Actress Beverly Tyler, a leading lady of mostly B-films of the 1940s and 1950s, died of pulmonary embolism in Reno, Nevada, on Nov. 23. She was 78.
Beverly Tyler landed an MGM contract in the mid-1940s, but she was relegated to just a few supporting or decorative leading-lady parts before she and the studio parted ways before the decade was over.
Tyler's most prestigious film appearances during that period were those in The Green Years (1946), starring Charles Coburn and Tom Drake; and The Beginning or the End (1947), a melodrama about the first A-bomb, with Drake, Robert Walker, and Brian Donlevy.

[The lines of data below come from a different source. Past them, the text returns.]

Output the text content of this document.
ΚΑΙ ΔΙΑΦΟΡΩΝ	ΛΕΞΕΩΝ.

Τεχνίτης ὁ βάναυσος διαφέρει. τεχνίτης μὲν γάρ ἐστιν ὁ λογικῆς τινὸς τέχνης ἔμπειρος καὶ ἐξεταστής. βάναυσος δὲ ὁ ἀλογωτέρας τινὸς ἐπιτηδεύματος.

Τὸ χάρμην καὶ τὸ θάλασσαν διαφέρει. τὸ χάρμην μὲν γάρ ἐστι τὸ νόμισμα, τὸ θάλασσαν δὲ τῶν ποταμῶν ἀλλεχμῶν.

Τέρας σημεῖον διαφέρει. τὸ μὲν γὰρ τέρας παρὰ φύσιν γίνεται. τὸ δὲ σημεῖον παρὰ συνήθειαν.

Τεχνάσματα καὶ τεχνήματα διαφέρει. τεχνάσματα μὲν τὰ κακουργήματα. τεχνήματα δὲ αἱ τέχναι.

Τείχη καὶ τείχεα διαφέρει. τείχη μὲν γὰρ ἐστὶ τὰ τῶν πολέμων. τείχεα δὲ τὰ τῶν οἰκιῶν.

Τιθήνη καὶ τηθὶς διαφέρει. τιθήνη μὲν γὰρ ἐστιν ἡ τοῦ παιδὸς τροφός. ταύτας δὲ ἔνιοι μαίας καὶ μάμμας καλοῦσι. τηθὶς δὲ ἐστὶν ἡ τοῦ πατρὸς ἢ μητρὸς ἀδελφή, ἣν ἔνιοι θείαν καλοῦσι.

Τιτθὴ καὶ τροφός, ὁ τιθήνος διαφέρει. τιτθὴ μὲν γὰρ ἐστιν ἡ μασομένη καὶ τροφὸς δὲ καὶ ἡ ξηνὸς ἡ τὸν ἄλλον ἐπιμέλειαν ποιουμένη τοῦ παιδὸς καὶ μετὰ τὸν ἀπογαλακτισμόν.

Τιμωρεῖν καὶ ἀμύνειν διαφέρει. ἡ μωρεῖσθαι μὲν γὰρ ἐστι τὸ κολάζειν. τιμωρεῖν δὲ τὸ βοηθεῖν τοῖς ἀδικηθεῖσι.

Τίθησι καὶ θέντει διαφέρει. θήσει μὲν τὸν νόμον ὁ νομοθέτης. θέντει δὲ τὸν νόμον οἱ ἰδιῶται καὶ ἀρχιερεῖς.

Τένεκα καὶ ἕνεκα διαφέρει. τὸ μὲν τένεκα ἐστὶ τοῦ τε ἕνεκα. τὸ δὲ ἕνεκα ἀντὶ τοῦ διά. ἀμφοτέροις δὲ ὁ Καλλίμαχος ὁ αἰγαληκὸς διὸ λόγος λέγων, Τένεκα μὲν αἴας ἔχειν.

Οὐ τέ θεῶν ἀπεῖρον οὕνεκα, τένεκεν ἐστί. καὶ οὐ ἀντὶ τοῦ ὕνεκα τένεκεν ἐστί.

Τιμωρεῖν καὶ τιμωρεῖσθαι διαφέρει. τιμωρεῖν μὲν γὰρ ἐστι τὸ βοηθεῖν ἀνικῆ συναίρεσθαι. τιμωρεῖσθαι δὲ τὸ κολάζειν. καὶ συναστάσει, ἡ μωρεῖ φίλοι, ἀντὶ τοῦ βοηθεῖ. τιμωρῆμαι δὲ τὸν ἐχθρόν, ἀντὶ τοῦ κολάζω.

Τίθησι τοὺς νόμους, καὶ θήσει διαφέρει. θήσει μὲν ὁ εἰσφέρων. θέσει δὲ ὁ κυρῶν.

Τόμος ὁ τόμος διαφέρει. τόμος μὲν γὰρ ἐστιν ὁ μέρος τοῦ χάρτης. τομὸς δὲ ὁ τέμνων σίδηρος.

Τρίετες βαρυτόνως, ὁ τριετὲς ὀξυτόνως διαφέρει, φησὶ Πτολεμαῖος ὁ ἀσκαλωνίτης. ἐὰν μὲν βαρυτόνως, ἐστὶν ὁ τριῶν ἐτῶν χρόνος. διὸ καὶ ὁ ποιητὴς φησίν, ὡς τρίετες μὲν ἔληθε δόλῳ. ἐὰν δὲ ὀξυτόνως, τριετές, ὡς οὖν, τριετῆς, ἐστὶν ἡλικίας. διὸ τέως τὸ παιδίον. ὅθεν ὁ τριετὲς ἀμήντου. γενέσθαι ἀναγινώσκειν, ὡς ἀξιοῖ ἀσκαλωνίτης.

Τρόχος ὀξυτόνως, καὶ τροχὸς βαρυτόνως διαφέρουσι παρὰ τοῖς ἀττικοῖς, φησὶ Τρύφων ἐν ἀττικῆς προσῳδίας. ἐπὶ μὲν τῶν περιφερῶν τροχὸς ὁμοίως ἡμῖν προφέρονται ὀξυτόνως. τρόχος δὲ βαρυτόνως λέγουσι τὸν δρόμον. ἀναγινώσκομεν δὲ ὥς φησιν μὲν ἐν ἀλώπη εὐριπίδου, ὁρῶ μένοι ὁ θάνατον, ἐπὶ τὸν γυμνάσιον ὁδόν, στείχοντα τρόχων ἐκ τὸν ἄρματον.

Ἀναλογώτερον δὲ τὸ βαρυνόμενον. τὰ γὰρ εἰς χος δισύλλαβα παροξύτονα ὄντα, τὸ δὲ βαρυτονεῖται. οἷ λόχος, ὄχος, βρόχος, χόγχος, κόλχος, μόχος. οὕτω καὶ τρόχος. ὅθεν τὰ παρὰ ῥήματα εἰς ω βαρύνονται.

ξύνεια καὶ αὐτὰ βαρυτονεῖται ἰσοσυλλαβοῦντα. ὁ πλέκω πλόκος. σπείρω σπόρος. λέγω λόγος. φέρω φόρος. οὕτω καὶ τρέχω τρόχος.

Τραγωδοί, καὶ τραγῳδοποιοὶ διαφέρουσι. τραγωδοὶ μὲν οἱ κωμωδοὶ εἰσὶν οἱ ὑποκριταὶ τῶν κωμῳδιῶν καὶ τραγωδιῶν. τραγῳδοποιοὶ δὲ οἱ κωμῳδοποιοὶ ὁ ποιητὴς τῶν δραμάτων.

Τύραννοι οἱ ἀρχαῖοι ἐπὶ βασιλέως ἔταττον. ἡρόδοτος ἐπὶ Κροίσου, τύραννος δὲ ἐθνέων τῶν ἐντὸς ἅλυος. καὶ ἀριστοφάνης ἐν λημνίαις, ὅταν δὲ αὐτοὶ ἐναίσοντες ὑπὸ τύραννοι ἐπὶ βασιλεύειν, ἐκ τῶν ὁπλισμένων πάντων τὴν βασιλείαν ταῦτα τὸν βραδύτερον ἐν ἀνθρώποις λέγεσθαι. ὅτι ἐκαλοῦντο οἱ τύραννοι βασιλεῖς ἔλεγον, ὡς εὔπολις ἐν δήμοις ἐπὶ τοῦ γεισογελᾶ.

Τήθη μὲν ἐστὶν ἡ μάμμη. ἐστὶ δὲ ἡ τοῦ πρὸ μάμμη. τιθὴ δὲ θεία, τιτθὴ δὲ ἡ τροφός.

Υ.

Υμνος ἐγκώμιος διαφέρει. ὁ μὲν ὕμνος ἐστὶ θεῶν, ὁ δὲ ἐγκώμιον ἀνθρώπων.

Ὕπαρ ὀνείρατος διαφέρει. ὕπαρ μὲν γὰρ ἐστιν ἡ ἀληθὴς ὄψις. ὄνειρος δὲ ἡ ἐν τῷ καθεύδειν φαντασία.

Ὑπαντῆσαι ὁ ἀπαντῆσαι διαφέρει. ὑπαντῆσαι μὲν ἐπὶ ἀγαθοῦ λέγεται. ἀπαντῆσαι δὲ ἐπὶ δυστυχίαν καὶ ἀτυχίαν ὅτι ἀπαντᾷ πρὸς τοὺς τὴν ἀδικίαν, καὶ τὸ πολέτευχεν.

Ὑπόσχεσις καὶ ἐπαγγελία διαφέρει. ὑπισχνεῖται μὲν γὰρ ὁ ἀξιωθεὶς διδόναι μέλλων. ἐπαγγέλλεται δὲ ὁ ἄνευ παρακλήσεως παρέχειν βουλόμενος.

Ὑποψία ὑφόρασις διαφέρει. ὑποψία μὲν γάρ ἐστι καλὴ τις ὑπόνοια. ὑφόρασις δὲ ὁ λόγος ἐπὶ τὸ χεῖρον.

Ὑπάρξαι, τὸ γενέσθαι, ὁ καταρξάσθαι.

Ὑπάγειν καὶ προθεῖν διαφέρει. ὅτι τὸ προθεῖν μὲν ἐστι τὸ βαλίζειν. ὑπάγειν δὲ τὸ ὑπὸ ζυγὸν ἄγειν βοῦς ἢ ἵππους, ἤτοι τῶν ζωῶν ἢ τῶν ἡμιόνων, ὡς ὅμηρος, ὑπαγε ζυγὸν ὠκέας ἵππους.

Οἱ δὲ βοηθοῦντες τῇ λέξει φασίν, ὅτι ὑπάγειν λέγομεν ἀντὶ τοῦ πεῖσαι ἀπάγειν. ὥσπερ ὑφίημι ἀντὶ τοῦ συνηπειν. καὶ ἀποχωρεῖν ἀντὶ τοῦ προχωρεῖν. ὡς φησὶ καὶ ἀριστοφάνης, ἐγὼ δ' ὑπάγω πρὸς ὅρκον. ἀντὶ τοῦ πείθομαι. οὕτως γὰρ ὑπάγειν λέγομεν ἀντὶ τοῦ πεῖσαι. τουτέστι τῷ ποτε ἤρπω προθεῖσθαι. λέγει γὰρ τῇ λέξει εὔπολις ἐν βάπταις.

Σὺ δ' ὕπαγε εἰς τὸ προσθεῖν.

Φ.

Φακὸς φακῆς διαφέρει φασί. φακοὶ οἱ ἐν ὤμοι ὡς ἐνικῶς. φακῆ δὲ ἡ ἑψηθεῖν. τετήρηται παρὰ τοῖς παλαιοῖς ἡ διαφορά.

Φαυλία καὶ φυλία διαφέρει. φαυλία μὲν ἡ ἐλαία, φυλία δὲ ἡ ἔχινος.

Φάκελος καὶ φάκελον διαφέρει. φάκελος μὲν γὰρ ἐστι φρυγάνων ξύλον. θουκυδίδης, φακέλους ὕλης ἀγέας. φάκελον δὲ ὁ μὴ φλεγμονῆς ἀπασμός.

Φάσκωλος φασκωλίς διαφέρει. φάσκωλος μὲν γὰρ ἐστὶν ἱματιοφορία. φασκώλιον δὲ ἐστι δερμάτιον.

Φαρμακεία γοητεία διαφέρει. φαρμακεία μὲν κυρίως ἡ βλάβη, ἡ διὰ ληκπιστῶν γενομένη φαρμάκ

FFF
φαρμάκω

Among her other films, all minor fare, were The Fireball (1950), with Mickey Rooney; the B Western The Battle at Apache Pass (1952), with John Lund and Jeff Chandler; Voodoo Island (1957), opposite Boris Karloff; and, further down the cast list, Chicago Confidential (1957), with Brian Keith and Beverly Garland.
In the mid-1950s, Tyler was featured in the TV series Big Town. She later guested in several other series (Mike Hammer, Bonanza, Hazel) before her career came to an abrupt halt in 1961.
The following year, she married TV director Jim Jordan, with whom she eventually settled in Reno.